Dr. Rawn is passionate about harnessing the power of education to enlighten and inspire people toward personal growth and building a better world. She is also passionate about issues like access to education, particularly for women from low income backgrounds or rural areas. She believes that education can offer not only financial stability for women, but also a deeper, more complex view of the world, and a powerful source of identity. “For me personally, education means freedom,” she says. Dr. Rawn is also interested in the subtle ways that gender stereotypes hinder expectations of ones self, others, our body image, and the biases against women that choose a child-free life.
Dr. Rawn and Inspiration
As she was growing up, Dr. Rawn had some amazing teachers and managers who inspired her to keep learning and push beyond her limits. One woman in particular was her high school teacher, Eileen Clinton; Dr. Rawn is currently in the process of establishing a bursary for UBC Arts students in her name. Dr. Rawn says she was inspiring because she challenged the status quo in her daily life, invited students to question their deepest held assumptions about the world, created opportunities for learning inside and outside the classroom, and encouraged students to be their best.
Dr. Rawn and International Women’s Day
Dr. Rawn celebrates the strong women who have personally affected her life, including family, friends, past teachers, and advisors. Additionally, she looks to women who have, and continue to, stand up for education rights, including Ayaan Hirsi Ali, Malala Yousafzai and, from within her own discipline, Mary Whiton Calkins, who was the first female president of the American Psychological Association despite being denied her PhD because of her sex.
Dr. Rawn also celebrates women who push through sexist barriers to hold powerful and visible positions in male-dominated professions. For example, she recalls noticing female politicians such as Sheila Copps (former Deputy Prime Minister) and Kim Campbell (Canada’s first and only female Prime Minister) when she was growing up. Before she had awareness of their politics, the fact that powerful women existed and put themselves out there made them role models and symbols of what is possible for women, inspiring the next generation.

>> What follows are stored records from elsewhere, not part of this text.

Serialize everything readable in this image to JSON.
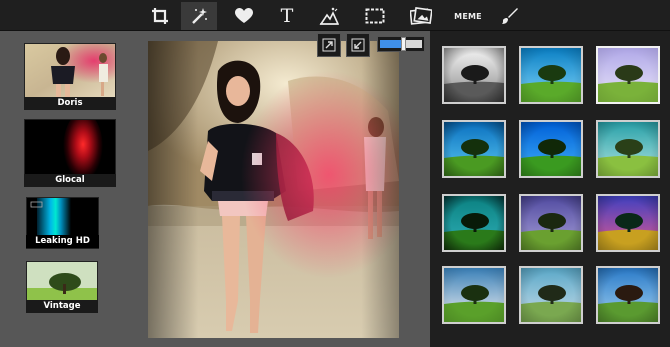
{
  "toolbar": {
    "tools": [
      {
        "id": "crop",
        "icon": "crop-icon"
      },
      {
        "id": "effects",
        "icon": "magic-wand-icon",
        "active": true
      },
      {
        "id": "stickers",
        "icon": "heart-icon"
      },
      {
        "id": "text",
        "icon": "text-icon",
        "label": "T"
      },
      {
        "id": "overlays",
        "icon": "overlay-icon"
      },
      {
        "id": "frames",
        "icon": "frame-icon"
      },
      {
        "id": "photo",
        "icon": "photo-icon"
      },
      {
        "id": "meme",
        "icon": "meme-icon",
        "label": "MEME"
      },
      {
        "id": "brush",
        "icon": "brush-icon"
      }
    ]
  },
  "effects": [
    {
      "name": "Doris"
    },
    {
      "name": "Glocal"
    },
    {
      "name": "Leaking HD"
    },
    {
      "name": "Vintage"
    }
  ],
  "canvas": {
    "zoom_slider_level": 0.55,
    "zoom_in_icon": "expand-icon",
    "zoom_out_icon": "shrink-icon"
  },
  "filters": {
    "count": 12,
    "selected_index": 2
  },
  "colors": {
    "toolbar_bg": "#1f1f1f",
    "panel_bg": "#575757",
    "accent": "#3f8fe8"
  }
}
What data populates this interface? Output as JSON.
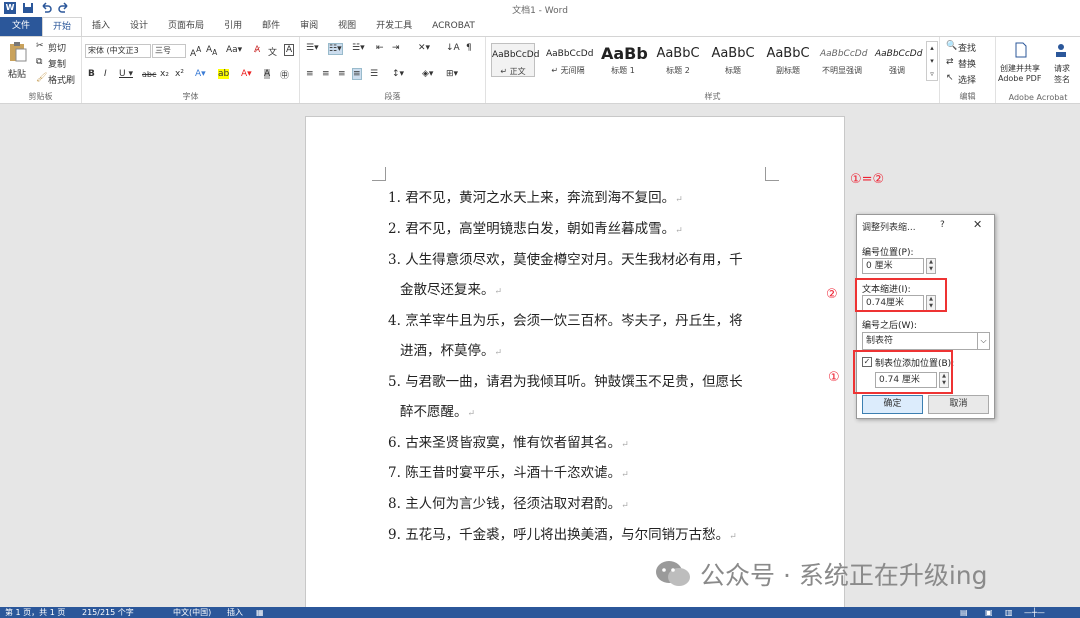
{
  "window": {
    "title": "文档1 - Word"
  },
  "tabs": [
    "文件",
    "开始",
    "插入",
    "设计",
    "页面布局",
    "引用",
    "邮件",
    "审阅",
    "视图",
    "开发工具",
    "ACROBAT"
  ],
  "ribbon": {
    "clipboard": {
      "paste": "粘贴",
      "cut": "剪切",
      "copy": "复制",
      "format_painter": "格式刷",
      "label": "剪贴板"
    },
    "font": {
      "font_name": "宋体 (中文正3",
      "font_size": "三号",
      "label": "字体"
    },
    "paragraph": {
      "label": "段落"
    },
    "styles": {
      "label": "样式",
      "items": [
        {
          "sample": "AaBbCcDd",
          "name": "↵ 正文"
        },
        {
          "sample": "AaBbCcDd",
          "name": "↵ 无间隔"
        },
        {
          "sample": "AaBb",
          "name": "标题 1"
        },
        {
          "sample": "AaBbC",
          "name": "标题 2"
        },
        {
          "sample": "AaBbC",
          "name": "标题"
        },
        {
          "sample": "AaBbC",
          "name": "副标题"
        },
        {
          "sample": "AaBbCcDd",
          "name": "不明显强调"
        },
        {
          "sample": "AaBbCcDd",
          "name": "强调"
        }
      ]
    },
    "editing": {
      "find": "查找",
      "replace": "替换",
      "select": "选择",
      "label": "编辑"
    },
    "acrobat": {
      "create": "创建并共享",
      "create2": "Adobe PDF",
      "request": "请求",
      "request2": "签名",
      "label": "Adobe Acrobat"
    }
  },
  "document": {
    "items": [
      {
        "num": "1.",
        "line1": "君不见，黄河之水天上来，奔流到海不复回。",
        "line2": ""
      },
      {
        "num": "2.",
        "line1": "君不见，高堂明镜悲白发，朝如青丝暮成雪。",
        "line2": ""
      },
      {
        "num": "3.",
        "line1": "人生得意须尽欢，莫使金樽空对月。天生我材必有用，千",
        "line2": "金散尽还复来。"
      },
      {
        "num": "4.",
        "line1": "烹羊宰牛且为乐，会须一饮三百杯。岑夫子，丹丘生，将",
        "line2": "进酒，杯莫停。"
      },
      {
        "num": "5.",
        "line1": "与君歌一曲，请君为我倾耳听。钟鼓馔玉不足贵，但愿长",
        "line2": "醉不愿醒。"
      },
      {
        "num": "6.",
        "line1": "古来圣贤皆寂寞，惟有饮者留其名。",
        "line2": ""
      },
      {
        "num": "7.",
        "line1": "陈王昔时宴平乐，斗酒十千恣欢谑。",
        "line2": ""
      },
      {
        "num": "8.",
        "line1": "主人何为言少钱，径须沽取对君酌。",
        "line2": ""
      },
      {
        "num": "9.",
        "line1": "五花马，千金裘，呼儿将出换美酒，与尔同销万古愁。",
        "line2": ""
      }
    ],
    "para_mark": "↵"
  },
  "annotations": {
    "eq": "①=②",
    "c1": "①",
    "c2": "②"
  },
  "dialog": {
    "title": "调整列表缩...",
    "help": "?",
    "close": "✕",
    "number_position_label": "编号位置(P):",
    "number_position_value": "0 厘米",
    "text_indent_label": "文本缩进(I):",
    "text_indent_value": "0.74厘米",
    "follow_number_label": "编号之后(W):",
    "follow_number_value": "制表符",
    "add_tab_label": "制表位添加位置(B):",
    "add_tab_checked": "✓",
    "tab_value": "0.74 厘米",
    "ok": "确定",
    "cancel": "取消"
  },
  "status": {
    "page": "第 1 页，共 1 页",
    "words": "215/215 个字",
    "lang": "中文(中国)",
    "mode": "插入"
  },
  "watermark": "公众号 · 系统正在升级ing",
  "colors": {
    "accent": "#2b579a",
    "red": "#e33333"
  }
}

Dr. Rawn and Female Empowerment
To Dr. Rawn, female empowerment means not feeling limited by gender role expectations, not feeling pressured to have children or to dye her hair as it starts to grey, confidently negotiating and acknowledging her legitimate expertise while wearing heels if they go with her outfit. “Female empowerment is looking in the eye the man—the teacher—who told my high school class that janitors but not CEOs came from the neighbourhood in which I grew up, telling him he was wrong and not telling him that over 15 years later I still feel the heat of my shame that day,” she explains. It means speaking up for equitable treatment for people of all genders, sexual orientations, races, abilities, socioeconomic status, and any other dimension of diversity, so that all people can live to their full potential.